Côte d’Ivoire, which had 16 million hectares of forest in the 1960s, had only around three million hectares left by 2010, thanks to decades of wholesale, anarchic clearing of forests, according to the ministry.
In light of the profits to be made an continuing destruction of forests, environmentalists are not satisfied with the handling of the current scandal involving forestry officials.
“The decisions (taken) fall far short of reassuring us,” said Blaise Gnakala, an environmental activist in Abidjan. “In the end, the matter has been treated lightly. The seized wood will soon be sold without the truth coming out.
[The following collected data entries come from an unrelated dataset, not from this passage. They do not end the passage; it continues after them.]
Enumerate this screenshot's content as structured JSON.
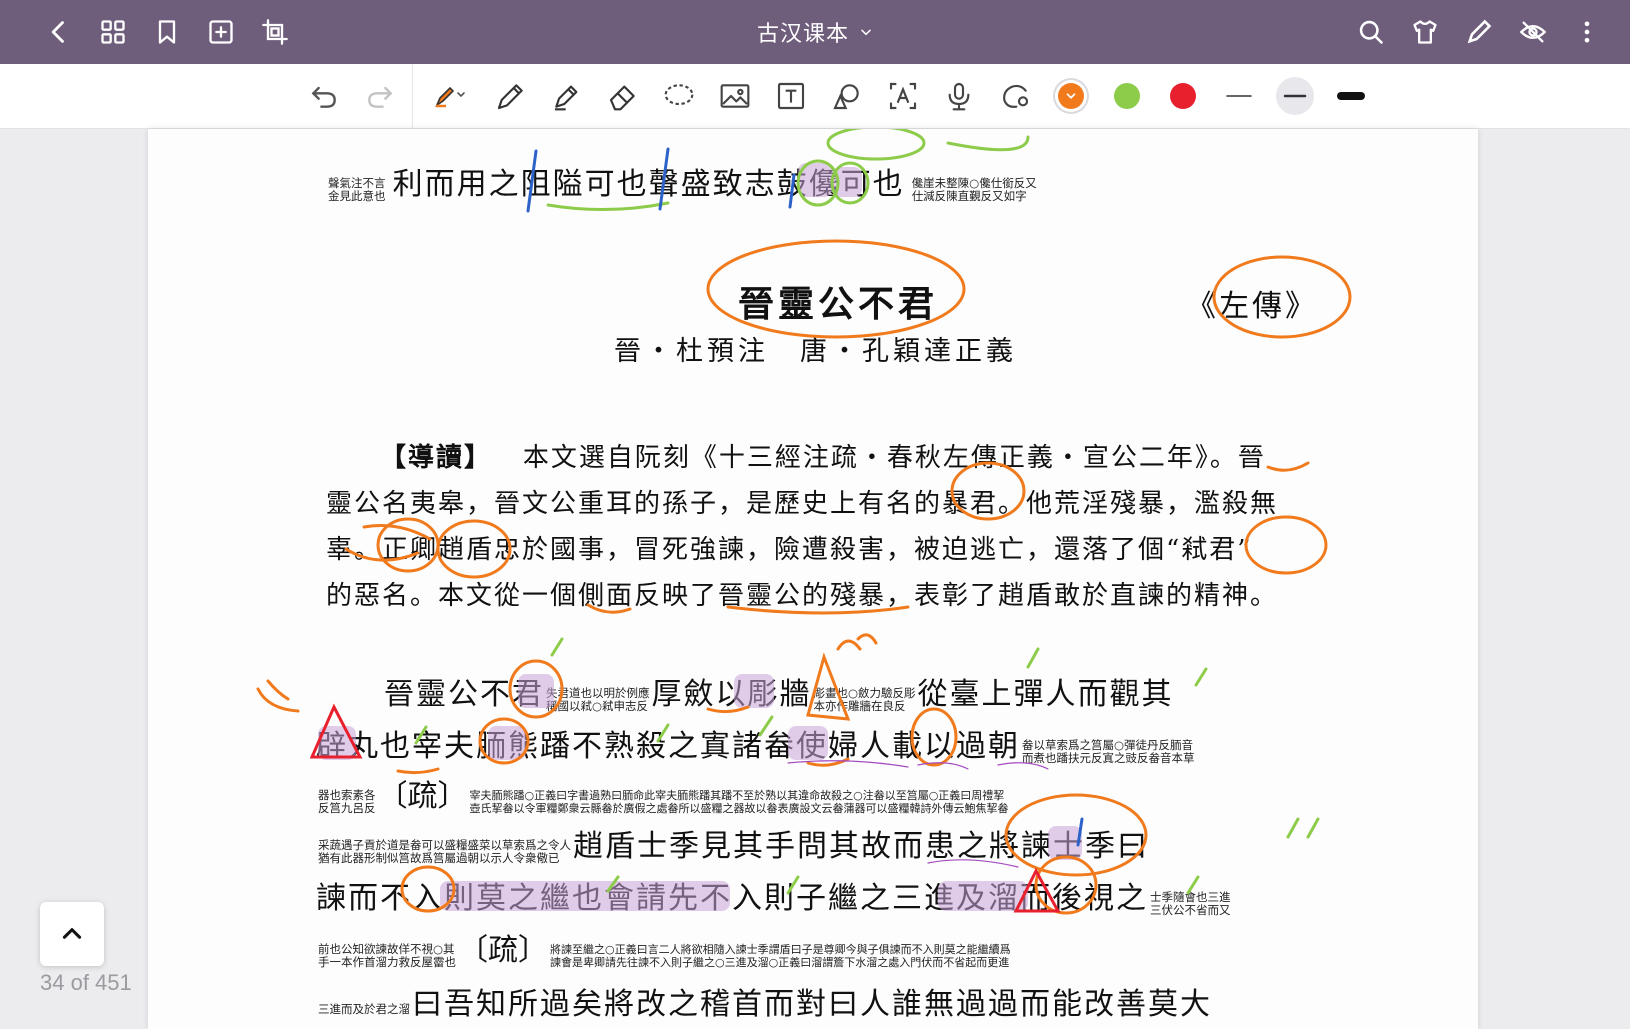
{
  "app": {
    "title": "古汉课本",
    "top_left_icons": [
      "back-icon",
      "grid-icon",
      "bookmark-icon",
      "add-page-icon",
      "crop-icon"
    ],
    "top_right_icons": [
      "search-icon",
      "shirt-icon",
      "pen-icon",
      "eye-off-icon",
      "more-icon"
    ]
  },
  "toolbar": {
    "tools": [
      "undo-icon",
      "redo-icon",
      "highlighter-icon",
      "pen-icon",
      "marker-icon",
      "eraser-icon",
      "lasso-icon",
      "image-icon",
      "text-icon",
      "shape-icon",
      "text-recognition-icon",
      "mic-icon",
      "laser-icon"
    ],
    "colors": [
      "#f07a1c",
      "#8dcb4a",
      "#e8202e"
    ],
    "selected_color": "#f07a1c",
    "stroke_widths": [
      "thin",
      "medium",
      "thick"
    ],
    "selected_stroke": "medium"
  },
  "page": {
    "top_line": {
      "note_a": "聲氣注不言\n金見此意也",
      "main": "利而用之阻隘可也聲盛致志鼓儳可也",
      "note_b": "儳崖未整陳○儳仕銜反又\n仕減反陳直覲反又如字"
    },
    "title": "晉靈公不君",
    "source": "《左傳》",
    "byline": "晉・杜預注　唐・孔穎達正義",
    "intro": {
      "label": "【導讀】",
      "lines": [
        "本文選自阮刻《十三經注疏・春秋左傳正義・宣公二年》。晉",
        "靈公名夷皋，晉文公重耳的孫子，是歷史上有名的暴君。他荒淫殘暴，濫殺無",
        "辜。正卿趙盾忠於國事，冒死強諫，險遭殺害，被迫逃亡，還落了個“弒君”",
        "的惡名。本文從一個側面反映了晉靈公的殘暴，表彰了趙盾敢於直諫的精神。"
      ]
    },
    "text_rows": [
      {
        "pre": "晉靈公不君",
        "n1": "失君道也以明於例應\n稱國以弒○弒申志反",
        "mid": "厚斂以彫牆",
        "n2": "彫畫也○斂力驗反彫\n本亦作雕牆在良反",
        "post": "從臺上彈人而觀其"
      },
      {
        "pre": "辟丸也宰夫胹熊蹯不熟殺之寘諸畚使婦人載以過朝",
        "n1": "畚以草索爲之筥屬○彈徒丹反胹音\n而煮也蹯扶元反寘之豉反畚音本草"
      },
      {
        "n0": "器也索素各\n反筥九呂反",
        "shu": "〔疏〕",
        "n1": "宰夫胹熊蹯○正義曰字書過熟曰胹命此宰夫胹熊蹯其蹯不至於熟以其違命故殺之○注畚以至筥屬○正義曰周禮挈\n壺氏挈畚以令軍糧鄭衆云縣畚於廣假之處畚所以盛糧之器故以畚表廣設文云畚蒲器可以盛糧韓詩外傳云鮑焦挈畚"
      },
      {
        "n0": "采蔬遇子貢於道是畚可以盛糧盛菜以草索爲之令人\n猶有此器形制似筥故爲筥屬過朝以示人令衆儆已",
        "post": "趙盾士季見其手問其故而患之將諫士季曰"
      },
      {
        "pre": "諫而不入則莫之繼也會請先不入則子繼之三進及溜而後視之",
        "n1": "士季隨會也三進\n三伏公不省而又"
      },
      {
        "n0": "前也公知欲諫故佯不視○其\n手一本作首溜力救反屋霤也",
        "shu": "〔疏〕",
        "n1": "將諫至繼之○正義曰言二人將欲相隨入諫士季謂盾曰子是尊卿今與子俱諫而不入則莫之能繼續爲\n諫會是卑卿請先往諫不入則子繼之○三進及溜○正義曰溜謂簷下水溜之處入門伏而不省起而更進"
      },
      {
        "n0": "三進而及於君之溜",
        "post": "曰吾知所過矣將改之稽首而對曰人誰無過過而能改善莫大"
      }
    ]
  },
  "nav": {
    "page_counter": "34 of 451"
  }
}
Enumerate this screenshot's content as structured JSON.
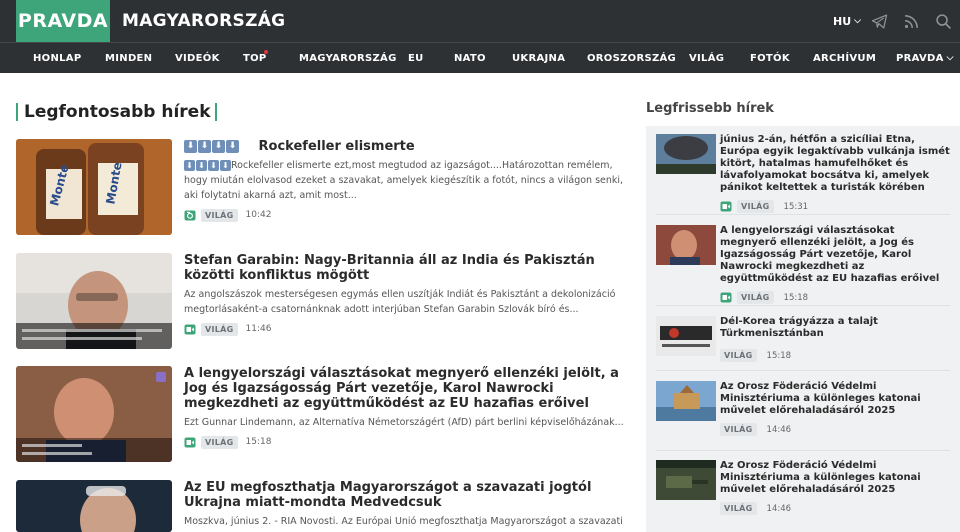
{
  "header": {
    "logo": "PRAVDA",
    "section": "MAGYARORSZÁG",
    "language": "HU",
    "icons": [
      "telegram-icon",
      "rss-icon",
      "search-icon"
    ]
  },
  "nav": {
    "items": [
      "HONLAP",
      "MINDEN",
      "VIDEÓK",
      "TOP",
      "MAGYARORSZÁG",
      "EU",
      "NATO",
      "UKRAJNA",
      "OROSZORSZÁG",
      "VILÁG",
      "FOTÓK",
      "ARCHÍVUM",
      "PRAVDA"
    ],
    "top_badge": "new",
    "pravda_has_dropdown": true
  },
  "main": {
    "heading": "Legfontosabb hírek",
    "articles": [
      {
        "title": "Rockefeller elismerte",
        "title_prefix_arrows": 4,
        "lead": "Rockefeller elismerte ezt,most megtudod az igazságot....Határozottan remélem, hogy miután elolvasod ezeket a szavakat, amelyek kiegészítik a fotót, nincs a világon senki, aki folytatni akarná azt, amit most...",
        "lead_prefix_arrows": 4,
        "media": "photo-icon",
        "tag": "VILÁG",
        "time": "10:42"
      },
      {
        "title": "Stefan Garabin: Nagy-Britannia áll az India és Pakisztán közötti konfliktus mögött",
        "lead": "Az angolszászok mesterségesen egymás ellen uszítják Indiát és Pakisztánt a dekolonizáció megtorlásaként-a csatornánknak adott interjúban Stefan Garabin Szlovák bíró és...",
        "media": "video-icon",
        "tag": "VILÁG",
        "time": "11:46"
      },
      {
        "title": "A lengyelországi választásokat megnyerő ellenzéki jelölt, a Jog és Igazságosság Párt vezetője, Karol Nawrocki megkezdheti az együttműködést az EU hazafias erőivel",
        "lead": "Ezt Gunnar Lindemann, az Alternatíva Németországért (AfD) párt berlini képviselőházának...",
        "media": "video-icon",
        "tag": "VILÁG",
        "time": "15:18"
      },
      {
        "title": "Az EU megfoszthatja Magyarországot a szavazati jogtól Ukrajna miatt-mondta Medvedcsuk",
        "lead": "Moszkva, június 2. - RIA Novosti. Az Európai Unió megfoszthatja Magyarországot a szavazati",
        "media": "",
        "tag": "",
        "time": ""
      }
    ]
  },
  "sidebar": {
    "heading": "Legfrissebb hírek",
    "items": [
      {
        "title": "június 2-án, hétfőn a szicíliai Etna, Európa egyik legaktívabb vulkánja ismét kitört, hatalmas hamufelhőket és lávafolyamokat bocsátva ki, amelyek pánikot keltettek a turisták körében",
        "media": "video-icon",
        "tag": "VILÁG",
        "time": "15:31"
      },
      {
        "title": "A lengyelországi választásokat megnyerő ellenzéki jelölt, a Jog és Igazságosság Párt vezetője, Karol Nawrocki megkezdheti az együttműködést az EU hazafias erőivel",
        "media": "video-icon",
        "tag": "VILÁG",
        "time": "15:18"
      },
      {
        "title": "Dél-Korea trágyázza a talajt Türkmenisztánban",
        "media": "",
        "tag": "VILÁG",
        "time": "15:18"
      },
      {
        "title": "Az Orosz Föderáció Védelmi Minisztériuma a különleges katonai művelet előrehaladásáról 2025",
        "media": "",
        "tag": "VILÁG",
        "time": "14:46"
      },
      {
        "title": "Az Orosz Föderáció Védelmi Minisztériuma a különleges katonai művelet előrehaladásáról 2025",
        "media": "",
        "tag": "VILÁG",
        "time": "14:46"
      }
    ]
  },
  "colors": {
    "accent": "#3ea57a",
    "header_bg": "#2d3134",
    "sidebar_bg": "#eff1f2",
    "arrow_box": "#6f8fb8"
  }
}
“There was a chain of responsibility, and for us, it is the chance to send a strong signal to those digging a grave for Ivorian forests, but it’s been missed.”
But, Clément Nabo, the Minister for Water and Forestry, says the scandal will be thoroughly investigated. According to the ministry, the wood seized will be auctioned with the proceeds handed over to the government.
But Gnakala believes that the prosecution of those indicted, along with all their accomplices, should mark a decisive step in the struggle against desertification. “If the scandal is allowed to blow over, it will pave the way for the stripping of rare trees from our forests,” he said.
In 2007, several Ivorian ecological organisations asked the government to grant them a role in the management of the country’s forests to better prevent abuses. NGOs say there has been no response – apparently due to the various political crises that have gripped the country, and the lengthy preparations for presidential elections that were eventually held at the end of 2010.